EDITORIAL

 

An item in The Barbados Advocate on Wednesday informed that the current governing Jamaican administration is considering a return to hanging, by which we understand that it is contemplating, after a self-imposed moratorium, the carrying out of the death penalty as punishment for the offence of murder. The headline to the report also indicates that the official Opposition is against this initiative. 
 
Given Jamaica’s embarrassingly high murder rate, and the propensity of regional electorates to believe that every problem has a political cause and solution; it is understandable that an administration would seek to carry out the death penalty, (which remains on the statute books of most regional jurisdictions), to demonstrate its toughness on crime in general and murder in particular.

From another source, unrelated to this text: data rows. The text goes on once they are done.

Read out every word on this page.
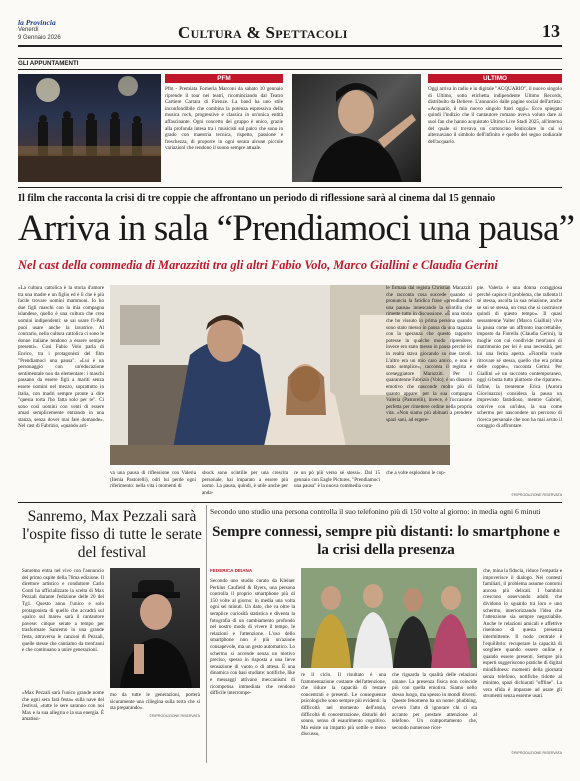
la Provincia
Venerdì
9 Gennaio 2026	Cultura & Spettacoli	13
GLI APPUNTAMENTI
PFM
Pfm - Premiata Forneria Marconi da sabato 10 gennaio riprende il tour nei teatri, ricominciando dal Teatro Cartiere Carrara di Firenze. La band ha uno stile inconfondibile che combina la potenza espressiva della musica rock, progressive e classica in un'unica entità affascinante. Ogni concerto dei gruppo è unico, grazie alla profonda intesa tra i musicisti sul palco che sono in grado con maestria tecnica, rispetto, passione e freschezza, di proporre in ogni serata alcune piccole variazioni che rendono il suono sempre attuale.
ULTIMO
Oggi arriva in radio e in digitale "ACQUARIO", il nuovo singolo di Ultimo, sotto etichetta indipendente Ultimo Records, distribuito da Believe. L'annuncio dalle pagine social dell'artista: «Acquario, il mio nuovo singolo fuori oggi». Ecco spiegato quindi l'indizio che il cantautore romano aveva voluto dare ai suoi fan che hanno acquistato Ultimo Live Stadi 2025, all'interno del quale si trovava un cartoncino lenticolare in cui si alternavano il simbolo dell'infinito e quello del segno zodiacale dell'acquario.
Il film che racconta la crisi di tre coppie che affrontano un periodo di riflessione sarà al cinema dal 15 gennaio
Arriva in sala “Prendiamoci una pausa”
Nel cast della commedia di Marazzitti tra gli altri Fabio Volo, Marco Giallini e Claudia Gerini
«La cultura cattolica è la storia d'amore tra una madre e un figlio ed è lì che è più facile trovare uomini mammoni. Io ho due figli maschi con la mia compagna islandese, quello è una cultura che crea uomini indipendenti: se sai usare l'i-Pad puoi usare anche la lavatrice. Al contrario, nella cultura cattolica ci sono le donne italiane tendono a essere sempre presenti». Così Fabio Volo parla di Enrico, tra i protagonisti del film "Prendiamoci una pausa". «Lui è un personaggio con un'educazione sentimentale non da elementare: i maschi passano da essere figli a mariti senza essere uomini nel mezzo, soprattutto in Italia, con madri sempre pronte a dire "questa torta l'ho fatta solo per te". Ci sono così uomini con venti di essere amati semplicemente entrando in una stanza, senza dover mai fare domande». Nel cast di Fabrizio, «quando arri-
va una pausa di riflessione con Valeria (Ilenia Pastorelli), odri lui perde ogni riferimento: nella vita i momenti di
shock sono scintille per una crescita personale, hai imparato a essere più uomo. La pausa, quindi, è utile anche per anda-
re un pò più verso sé stessi». Dal 15 gennaio con Eagle Pictures, "Prendiamoci una pausa" è la nuova commedia cora-
le firmata dal regista Christian Marazziti che racconta cosa succede quando si pronuncia la fatidica frase «prendiamoci una pausa» innescando la scintilla che rimette tutto in discussione. «È una storia che ho vissuto in prima persona quando sono stato messo in pausa da una ragazza con la speranza che questo rapporto potesse in qualche modo riprendere, invece ero stato messo in pausa perché lei in realtà stava giocando su due tavoli. L'altro era un mio caro amico, e non è stato semplice», racconta il regista e sceneggiatore Marazziti. Per il quarantenne Fabrizio (Volo), è un disastro emotivo che nasconde molto più di quanto appare: per la sua compagna Valeria (Pastorelli), invece, è l'occasione perfetta per rimettere ordine nella propria vita. «Non siamo più abituati a prendere spazi sani, ad ergere-
che a volte esplodono le cop-
pie. Valeria è una donna coraggiosa perché capisce il problema, che rallenta il sé stessa, ascolta la sua relazione, anche se sui se stessa, un cosa che si costruisce quindi di questo tempo». Il quasi sessantenne Valter (Marco Giallini) vive la pausa come un affronto inaccettabile, imposto da Fiorella (Claudia Gerini), la moglie con cui condivide trent'anni di matrimonio per lei è una necessità, per lui una ferita aperta. «Fiorella vuole ritrovare sé stessa, quello che era prima delle coppie», racconta Gerini. Per Giallini «è un racconto contemporaneo, oggi si butta tutto piuttosto che riparare». Infine, la trentenne Erica (Aurora Giovinazzo) considera la pausa un imprevisto fastidioso, mentre Gabriel, convive con un'idea, la sua come schermo per nascondere un percorso di ricerca personale che non ha mai avuto il coraggio di affrontare.
©RIPRODUZIONE RISERVATA
Sanremo, Max Pezzali sarà l'ospite fisso di tutte le serate del festival
Sanremo entra nel vivo con l'annuncio del primo ospite della 76ma edizione. Il direttore artistico e conduttore Carlo Conti ha ufficializzato la scelta di Max Pezzali durante l'edizione delle 20 del Tg1. Questo anno l'unico e solo protagonista di quello che accadrà sul «palco sul mare» sarà il cantautore pavese: cinque serate a tempo per trasformare Sanremo in una grande festa, attraverso le canzoni di Pezzali, quelle stesse che cantiamo da trent'anni e che continuano a unire generazioni.
«Max Pezzali sarà l'unico grande nome che ogni sera farà festa» sulla nave del festival, «tutte le sere saranno con noi Max e la sua allegria e la sua energia. È amatissi-
mo da tutte le generazioni, porterà sicuramente una ciliegina sulla torta che si sta preparando».
©RIPRODUZIONE RISERVATA
Secondo uno studio una persona controlla il suo telefonino più di 150 volte al giorno: in media ogni 6 minuti
Sempre connessi, sempre più distanti: lo smartphone e la crisi della presenza
FEDERICA DEIANA
Secondo uno studio curato da Kleiner Perkins Caufield & Byers, una persona controlla il proprio smartphone più di 150 volte al giorno: in media una volta ogni sei minuti. Un dato, che va oltre la semplice curiosità statistica e diventa la fotografia di un cambiamento profondo nel nostro modo di vivere il tempo, le relazioni e l'attenzione. L'uso dello smartphone non è più un'azione consapevole, ma un gesto automatico. Lo schermo si accende senza un motivo preciso, spesso in risposta a una lieve sensazione di vuoto o di attesa. È una dinamica con basi studiate: notifiche, like e messaggi attivano meccanismi di ricompensa immediata che rendono difficile interrompe-
re il ciclo. Il risultato è una frammentazione costante dell'attenzione, che riduce la capacità di restare concentrati e presenti. Le conseguenze psicologiche sono sempre più evidenti: la difficoltà nel momento dell'ansia, difficoltà di concentrazione, disturbi del sonno, senso di esaurimento cognitivo. Ma esiste un impatto più sottile e meno discusso,
che riguarda la qualità delle relazioni umane. La presenza fisica non coincide più con quella emotiva. Siamo nello stesso luogo, ma spesso in mondi diversi. Questo fenomeno ha un nome: phubbing, ovvero l'atto di ignorare chi ci sta accanto per prestare attenzione al telefono. Un comportamento che, secondo numerose ricer-
che, mina la fiducia, riduce l'empatia e impoverisce il dialogo. Nei contesti familiari, il problema assume contorni ancora più delicati. I bambini crescono osservando adulti che dividono lo sguardo tra loro e uno schermo, interiorizzando l'idea che l'attenzione sia sempre negoziabile. Anche le relazioni amicali e affettive risentono di questa presenza intermittente. Il nodo centrale è l'equilibrio: recuperare la capacità di scegliere quando essere online e quando essere presenti. Sempre più esperti suggeriscono pratiche di digital mindfulness: momenti della giornata senza telefono, notifiche ridotte al minimo, spazi dichiarati "offline". La vera sfida è imparare ad usare gli strumenti senza esserne usati.
©RIPRODUZIONE RISERVATA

At the same time, it is equally understandable, at least from a partisan political point of view, that the Opposition would oppose this venture lest it should prove successful and provide immediate political capital to the governing administration. We have seen it time and again; most recently in Trinidad & Tobago where, because of the configuration of seats in the Lower House of Parliament, no Opposition support was forthcoming for an administration that sought like Jamaica, to re-introduce capital punishment.
 
According to the Minister of National Security in Jamaica, Mr. Robert Montague, he has instructed the Minister of State in his ministry to “consult with several stakeholders to determine if there are any legal impediments to be addressed”. With due respect, it is clear that Mr. Montague is not yet familiar with comparatively recent legal developments in his own country and elsewhere that have served effectively to put an end to any probability of capital punishment being carried out in the region or Jamaica for some time to come.
 
For one, Jamaica already makes a distinction between two categories of murder; capital murder which carries a sentence of death by hanging, and non-capital murder which renders the perpetrator liable to life imprisonment with a minimum term to be served before parole. Capital murder involves those cases where the victim is a specified individual – police and correctional officers; judges; witnesses; and prosecution counsel; and those instances where the murder was committed in the course of a rape, robbery, burglary or an act of terrorism or where the killing was a contract killing or “hit”. All others are non-capital. Second, it was the decision of the Judicial Committee of the Privy Council on appeal from Jamaica itself in Pratt &Morgan [1993] that severely limited any prospect of capital punishment in the region. Here, their Lordships ruled that the execution of a convicted murderer five years or more after sentence would be cruel and inhuman punishment and therefore unconstitutional.
 
This decision should have lit a fire under those administrations that were desirous of carrying out the death penalty to speed up the post-sentencing process. Moreover, Jamaica acceded to the American Human Rights Convention in 1978 and Barbadians are well aware of that Convention’s take on capital punishment as interpreted by the Inter-American Court of Human Rights [IACHR]. The court has ordered Barbados to amend its Constitution and to remove the mandatory death penalty for murder as it is in violation of Art.2 of the Convention that requires State Parties to legislate so as to assure the rights guaranteed under the Convention, including the right to life.
 
Mr. Montague will hear all this in due course, we expect.